Si l’on se penche sur les prédictions formulées, il faut d’abord noter qu’en fonction des variables signalétiques, on distingue trois grandes représentations : les garçons en difficulté, les filles en difficulté et les « élèves » en réussite. Au sein de ces trois grands systèmes représentationnels, différentes prédictions sont formulées. On observe par exemple que l’inscription dans le temps du relevé de notes est différent selon qu’il s’agit d’un garçon ou d’une fille, et ce quelle que soit sa position dans l’espace scolaire.
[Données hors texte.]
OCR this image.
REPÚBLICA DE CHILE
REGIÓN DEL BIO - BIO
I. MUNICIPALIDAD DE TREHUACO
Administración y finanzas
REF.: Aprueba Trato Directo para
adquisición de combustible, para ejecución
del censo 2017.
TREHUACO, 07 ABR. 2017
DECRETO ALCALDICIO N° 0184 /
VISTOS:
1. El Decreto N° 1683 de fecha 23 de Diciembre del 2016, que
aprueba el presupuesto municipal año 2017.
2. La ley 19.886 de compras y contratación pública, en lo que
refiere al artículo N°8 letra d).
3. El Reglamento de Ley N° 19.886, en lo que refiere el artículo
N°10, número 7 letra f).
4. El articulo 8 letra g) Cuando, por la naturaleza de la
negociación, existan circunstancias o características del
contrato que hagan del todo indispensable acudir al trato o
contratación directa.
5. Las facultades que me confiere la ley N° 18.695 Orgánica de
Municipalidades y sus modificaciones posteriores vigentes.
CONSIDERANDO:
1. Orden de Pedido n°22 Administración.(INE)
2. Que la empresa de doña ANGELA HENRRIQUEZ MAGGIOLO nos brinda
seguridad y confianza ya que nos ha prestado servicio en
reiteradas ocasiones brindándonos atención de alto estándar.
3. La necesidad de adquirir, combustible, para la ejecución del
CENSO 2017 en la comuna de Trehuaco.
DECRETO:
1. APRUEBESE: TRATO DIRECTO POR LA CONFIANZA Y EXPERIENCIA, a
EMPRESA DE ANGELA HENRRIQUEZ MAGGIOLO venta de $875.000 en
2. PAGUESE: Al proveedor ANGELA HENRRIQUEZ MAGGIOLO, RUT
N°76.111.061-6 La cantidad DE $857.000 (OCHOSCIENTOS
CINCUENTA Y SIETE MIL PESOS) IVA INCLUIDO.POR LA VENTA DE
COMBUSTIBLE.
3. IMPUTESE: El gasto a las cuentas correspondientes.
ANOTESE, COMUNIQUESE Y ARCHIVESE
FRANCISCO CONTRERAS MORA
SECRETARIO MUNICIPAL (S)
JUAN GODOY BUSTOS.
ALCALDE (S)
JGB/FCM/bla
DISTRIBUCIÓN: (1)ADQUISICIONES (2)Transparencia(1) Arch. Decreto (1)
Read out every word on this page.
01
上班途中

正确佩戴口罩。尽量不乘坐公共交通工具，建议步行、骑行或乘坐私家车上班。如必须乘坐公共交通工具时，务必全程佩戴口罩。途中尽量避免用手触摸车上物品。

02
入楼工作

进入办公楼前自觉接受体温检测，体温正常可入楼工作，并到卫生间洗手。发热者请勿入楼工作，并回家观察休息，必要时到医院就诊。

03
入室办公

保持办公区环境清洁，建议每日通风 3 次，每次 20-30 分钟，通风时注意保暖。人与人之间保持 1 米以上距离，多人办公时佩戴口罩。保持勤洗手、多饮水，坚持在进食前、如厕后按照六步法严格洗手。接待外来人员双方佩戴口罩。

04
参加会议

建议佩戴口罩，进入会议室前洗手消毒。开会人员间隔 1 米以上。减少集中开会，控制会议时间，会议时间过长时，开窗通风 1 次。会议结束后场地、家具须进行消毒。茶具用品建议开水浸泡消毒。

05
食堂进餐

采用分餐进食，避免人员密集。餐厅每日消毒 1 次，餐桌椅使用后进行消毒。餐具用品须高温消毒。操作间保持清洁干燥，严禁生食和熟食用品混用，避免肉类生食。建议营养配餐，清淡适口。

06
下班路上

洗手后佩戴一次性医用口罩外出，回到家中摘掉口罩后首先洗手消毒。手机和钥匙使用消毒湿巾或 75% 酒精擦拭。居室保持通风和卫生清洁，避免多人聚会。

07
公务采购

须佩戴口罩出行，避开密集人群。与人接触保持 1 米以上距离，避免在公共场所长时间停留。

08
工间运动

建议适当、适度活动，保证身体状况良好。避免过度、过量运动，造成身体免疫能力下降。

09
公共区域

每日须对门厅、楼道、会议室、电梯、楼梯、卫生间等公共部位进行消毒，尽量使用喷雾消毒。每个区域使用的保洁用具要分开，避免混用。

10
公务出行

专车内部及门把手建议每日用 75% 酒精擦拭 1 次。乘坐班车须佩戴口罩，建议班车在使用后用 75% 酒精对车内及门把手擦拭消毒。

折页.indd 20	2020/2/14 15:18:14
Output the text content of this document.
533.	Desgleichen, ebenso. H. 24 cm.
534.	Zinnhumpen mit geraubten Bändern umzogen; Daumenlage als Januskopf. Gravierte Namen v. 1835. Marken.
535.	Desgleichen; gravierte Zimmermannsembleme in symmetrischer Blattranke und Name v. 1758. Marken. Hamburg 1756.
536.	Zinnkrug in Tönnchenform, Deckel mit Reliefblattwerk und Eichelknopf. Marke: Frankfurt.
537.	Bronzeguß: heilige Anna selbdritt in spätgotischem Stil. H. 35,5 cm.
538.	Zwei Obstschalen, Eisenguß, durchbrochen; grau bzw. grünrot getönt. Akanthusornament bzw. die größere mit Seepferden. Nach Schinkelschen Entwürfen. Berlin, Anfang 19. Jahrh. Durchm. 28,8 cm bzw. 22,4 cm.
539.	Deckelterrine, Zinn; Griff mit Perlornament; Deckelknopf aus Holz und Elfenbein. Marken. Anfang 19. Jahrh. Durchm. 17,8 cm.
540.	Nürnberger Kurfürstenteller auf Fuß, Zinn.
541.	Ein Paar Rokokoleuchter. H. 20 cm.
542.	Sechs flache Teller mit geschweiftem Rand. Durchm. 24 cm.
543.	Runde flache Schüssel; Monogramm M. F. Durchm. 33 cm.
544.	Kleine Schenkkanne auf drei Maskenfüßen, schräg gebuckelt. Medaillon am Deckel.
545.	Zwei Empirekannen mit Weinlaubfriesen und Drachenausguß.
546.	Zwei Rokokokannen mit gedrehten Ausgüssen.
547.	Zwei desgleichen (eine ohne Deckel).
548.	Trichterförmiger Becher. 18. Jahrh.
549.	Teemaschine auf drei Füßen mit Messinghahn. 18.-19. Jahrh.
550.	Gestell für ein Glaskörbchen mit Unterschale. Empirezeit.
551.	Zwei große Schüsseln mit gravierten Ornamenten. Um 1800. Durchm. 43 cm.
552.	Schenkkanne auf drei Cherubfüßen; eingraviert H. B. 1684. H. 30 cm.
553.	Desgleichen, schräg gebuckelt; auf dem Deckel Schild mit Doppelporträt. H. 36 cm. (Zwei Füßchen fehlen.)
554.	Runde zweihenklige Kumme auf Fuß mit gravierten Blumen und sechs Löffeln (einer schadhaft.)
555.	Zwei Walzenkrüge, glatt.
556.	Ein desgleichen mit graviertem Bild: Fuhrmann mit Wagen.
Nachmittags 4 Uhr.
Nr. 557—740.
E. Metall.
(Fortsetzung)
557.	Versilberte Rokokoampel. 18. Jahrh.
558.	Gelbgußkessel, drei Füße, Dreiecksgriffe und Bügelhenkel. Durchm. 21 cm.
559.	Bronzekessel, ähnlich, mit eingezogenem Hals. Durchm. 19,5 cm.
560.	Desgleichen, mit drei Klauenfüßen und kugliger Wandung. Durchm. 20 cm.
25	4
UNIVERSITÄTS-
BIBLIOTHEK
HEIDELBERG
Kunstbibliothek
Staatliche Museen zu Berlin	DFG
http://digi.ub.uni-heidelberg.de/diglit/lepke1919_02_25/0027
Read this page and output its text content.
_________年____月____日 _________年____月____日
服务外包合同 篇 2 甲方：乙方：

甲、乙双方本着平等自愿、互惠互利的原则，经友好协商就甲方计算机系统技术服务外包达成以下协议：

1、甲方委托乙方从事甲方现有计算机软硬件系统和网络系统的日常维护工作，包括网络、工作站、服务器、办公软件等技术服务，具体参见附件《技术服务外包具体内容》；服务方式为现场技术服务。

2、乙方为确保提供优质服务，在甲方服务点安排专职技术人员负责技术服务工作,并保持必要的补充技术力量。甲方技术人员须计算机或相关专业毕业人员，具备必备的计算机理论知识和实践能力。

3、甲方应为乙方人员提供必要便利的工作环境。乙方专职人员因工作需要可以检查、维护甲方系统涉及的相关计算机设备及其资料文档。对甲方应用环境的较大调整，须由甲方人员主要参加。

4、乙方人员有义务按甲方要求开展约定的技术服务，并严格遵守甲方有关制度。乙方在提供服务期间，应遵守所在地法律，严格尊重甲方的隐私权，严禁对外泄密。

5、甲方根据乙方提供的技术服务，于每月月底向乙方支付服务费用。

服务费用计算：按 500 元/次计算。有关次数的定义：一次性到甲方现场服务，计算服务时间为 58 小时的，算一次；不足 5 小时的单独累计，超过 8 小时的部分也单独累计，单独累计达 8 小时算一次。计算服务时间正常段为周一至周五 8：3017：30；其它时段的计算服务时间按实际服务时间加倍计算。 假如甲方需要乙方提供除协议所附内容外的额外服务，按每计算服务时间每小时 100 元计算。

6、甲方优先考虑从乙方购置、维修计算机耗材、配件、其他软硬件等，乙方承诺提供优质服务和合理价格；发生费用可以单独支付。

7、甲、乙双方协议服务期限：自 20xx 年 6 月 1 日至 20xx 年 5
On constate que les enseignant-e-s ont plutôt tendance à positionner ce bulletin de 1er trimestre de fin de cycle dans l’ensemble du Cycle 3, c’est-à-dire à le mettre en lien avec le CE2 et le CM1, voire la scolarité en général d’une fille, en faisant référence à des bases non acquises en cas de difficultés, aux compétences et à un bon niveau en réussite. Dans le cas des garçons, en position de réussite, il est par exemple fait référence à la période, et en difficulté à l’année de CM2. En termes de prédiction, cela met en avant le fait que les enseignant-e-s ont un traitement différencié de l’outil d’analyse qu’est le relevé de notes. Cela interroge alors un champ que nous avons jusqu’à présent peu évoqué, mais en lien avec les représentations véhiculées par les enseignant-e-s, autour de l’évaluation. En effet, cette question relative à la prédiction est très proche d’une évaluation pour l’année de l’élève, et ce en fonction du début d’année. Les recherches de Jarlégan (1999) sur l’évaluation des résultats scolaires, traitant également d’élèves de CM2, ne font pas état d’une grande différence entre les élèves filles et les élèves garçons, si ce n’est le stéréotype des filles plus scolaires, ayant besoin de fournir plus d’efforts que les garçons (remarques que nous avons également retrouvée dans la recherche précédente). Dans ce cas, il ne s’agit pas tant de stéréotypes très marqués selon le sexe de l’élève, mais plutôt d’une perspective temporelle, ou de projection de la part des enseignant-e-s.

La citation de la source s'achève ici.